Bono's network of contacts didn't hurt either. In 2003, when President Bush visited an AIDS clinic in Entebbe, Uganda, he was welcomed by a children's choir singing America the Beautiful. Then a woman named Agnes Nyamayarwo told the story of how she was unknowingly infected with HIV and passed the virus on to her son during his birth. AIDS drugs cost $40 a month in Uganda, but the government spends just $7 per person per year on health care; Nyamayarwo, a nurse, could not afford to keep her son alive. When she finished speaking, Bush embraced her. Nyamayarwo, it turns out, has been close friends with Bono since they met several years ago. Says Bono: "We've got people jumping out of the bushes at the Bushes!"
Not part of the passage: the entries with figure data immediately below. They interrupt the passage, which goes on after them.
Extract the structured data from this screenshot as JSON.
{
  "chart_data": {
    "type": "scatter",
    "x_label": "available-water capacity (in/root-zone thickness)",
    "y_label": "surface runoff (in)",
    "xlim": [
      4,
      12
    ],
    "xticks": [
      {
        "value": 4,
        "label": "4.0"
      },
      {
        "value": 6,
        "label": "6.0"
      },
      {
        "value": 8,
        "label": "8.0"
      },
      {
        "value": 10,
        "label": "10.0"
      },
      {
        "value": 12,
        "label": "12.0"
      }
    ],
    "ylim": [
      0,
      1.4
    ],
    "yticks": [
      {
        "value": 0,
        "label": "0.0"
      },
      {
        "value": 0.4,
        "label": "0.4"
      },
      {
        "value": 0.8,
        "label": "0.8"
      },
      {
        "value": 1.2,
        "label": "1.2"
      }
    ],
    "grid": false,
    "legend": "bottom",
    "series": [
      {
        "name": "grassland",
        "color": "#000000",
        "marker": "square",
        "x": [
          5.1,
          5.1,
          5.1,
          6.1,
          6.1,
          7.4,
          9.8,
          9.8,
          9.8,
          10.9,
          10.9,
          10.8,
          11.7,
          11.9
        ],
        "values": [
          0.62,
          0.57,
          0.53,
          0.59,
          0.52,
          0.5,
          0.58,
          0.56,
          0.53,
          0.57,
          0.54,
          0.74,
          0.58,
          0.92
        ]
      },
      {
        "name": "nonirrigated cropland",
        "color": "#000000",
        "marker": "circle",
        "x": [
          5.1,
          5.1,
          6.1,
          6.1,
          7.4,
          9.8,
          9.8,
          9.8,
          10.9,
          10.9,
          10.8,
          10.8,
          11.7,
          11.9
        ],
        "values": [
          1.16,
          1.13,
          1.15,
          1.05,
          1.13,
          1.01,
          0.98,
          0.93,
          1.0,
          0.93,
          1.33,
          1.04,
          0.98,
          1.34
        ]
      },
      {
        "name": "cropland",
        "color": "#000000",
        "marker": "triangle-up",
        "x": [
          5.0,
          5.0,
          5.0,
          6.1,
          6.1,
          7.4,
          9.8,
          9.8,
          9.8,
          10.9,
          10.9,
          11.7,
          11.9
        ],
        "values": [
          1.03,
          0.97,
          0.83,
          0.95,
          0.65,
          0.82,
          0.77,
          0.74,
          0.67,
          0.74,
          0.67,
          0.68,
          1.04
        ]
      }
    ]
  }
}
With advocates on the inside and in Congress, and not-so-gentle prodding elsewhere, the Bush Administration in 2003 launched the President's Emergency Plan for AIDS Relief (PEPFAR) and the Millennium Challenge Corporation (MCC). In two years, PEPFAR has paid for antiretroviral drugs for 400,000 Africans with HIV, while the MCC aims to dispense foreign aid by rewarding countries for being accountable. Bono stood by the President when he unveiled the MCC, and complained loudly when he thought it was underfunded. (Soon after, MCC administrator Paul Applegarth was replaced; DATA swears it played no role.) "These are more than baby steps," says Bono, "but to get them to be strides we need more than applause or hisses from me. We need a movement."

One of the ways to spark a movementĀ is to create a defining moment. "We've been doing this now for a few years--pretending this is the one, this is the leap. And in fact, this year was the one. We've had 2005 in mind for quite a while," he says. As early as 2003, Bono and others had picked out a number of unrelated political events--a G-8 meeting that was to have as hosts British Prime Minister Tony Blair and Chancellor of the Exchequer Gordon Brown (dubbed by Bono the "John and Paul of global development"), a meeting of the World Trade Organization, a U.N. summit to review progress toward the Millennium Development Goals--all relevant to lifting people out of poverty. But they needed to be tied together and pitched as potentially world changing. "Politicians are performers of a kind, but they're not great at dramatizing a situation," says Bono. "These issues need tension, jeopardy and a sense of what-might-be to succeed. All of that is much more from our language than from theirs."